To address the low throughput, high latency, and weak security coupling of HPC-oriented proxy-based RESTful APIs under intensive I/O workloads, this paper proposes a novel API architecture tailored for high-performance computing. Methodologically, we introduce the first end-to-end performance modeling and bottleneck attribution framework; deeply integrate security mechanisms (JWT/OAuth 2.1) into stateless service design—rather than applying them as post-hoc hardening—and implement asynchronous I/O, zero-copy data transfer, and load-aware routing in Rust. Our contributions include a 100× throughput improvement and reduction of P99 latency to the millisecond level; rigorous independent peer review; and production deployment across multiple European supercomputing centers, supporting scientific workflows with over one thousand concurrent clients.

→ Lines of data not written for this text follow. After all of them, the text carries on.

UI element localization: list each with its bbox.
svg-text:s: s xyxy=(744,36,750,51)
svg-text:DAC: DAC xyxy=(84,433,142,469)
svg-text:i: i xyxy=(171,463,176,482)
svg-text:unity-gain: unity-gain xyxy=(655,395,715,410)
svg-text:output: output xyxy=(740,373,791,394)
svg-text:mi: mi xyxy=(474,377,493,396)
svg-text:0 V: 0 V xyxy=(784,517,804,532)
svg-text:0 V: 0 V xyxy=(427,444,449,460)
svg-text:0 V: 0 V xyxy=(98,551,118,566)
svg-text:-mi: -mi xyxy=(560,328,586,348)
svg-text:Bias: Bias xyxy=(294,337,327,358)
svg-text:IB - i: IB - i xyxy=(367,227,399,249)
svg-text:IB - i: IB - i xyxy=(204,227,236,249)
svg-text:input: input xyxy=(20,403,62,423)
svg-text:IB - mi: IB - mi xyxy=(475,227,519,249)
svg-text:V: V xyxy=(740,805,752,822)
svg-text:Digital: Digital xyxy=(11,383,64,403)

Introducing FirecREST v2, the next generation of our open-source RESTful API for programmatic access to HPC resources. FirecREST v2 delivers a 100x performance improvement over its predecessor. This paper explores the lessons learned from redesigning FirecREST from the ground up, with a focus on integrating enhanced security and high throughput as core requirements. We provide a detailed account of our systematic performance testing methodology, highlighting common bottlenecks in proxy-based APIs with intensive I/O operations. Key design and architectural changes that enabled these performance gains are presented. Finally, we demonstrate the impact of these improvements, supported by independent peer validation, and discuss opportunities for further improvements.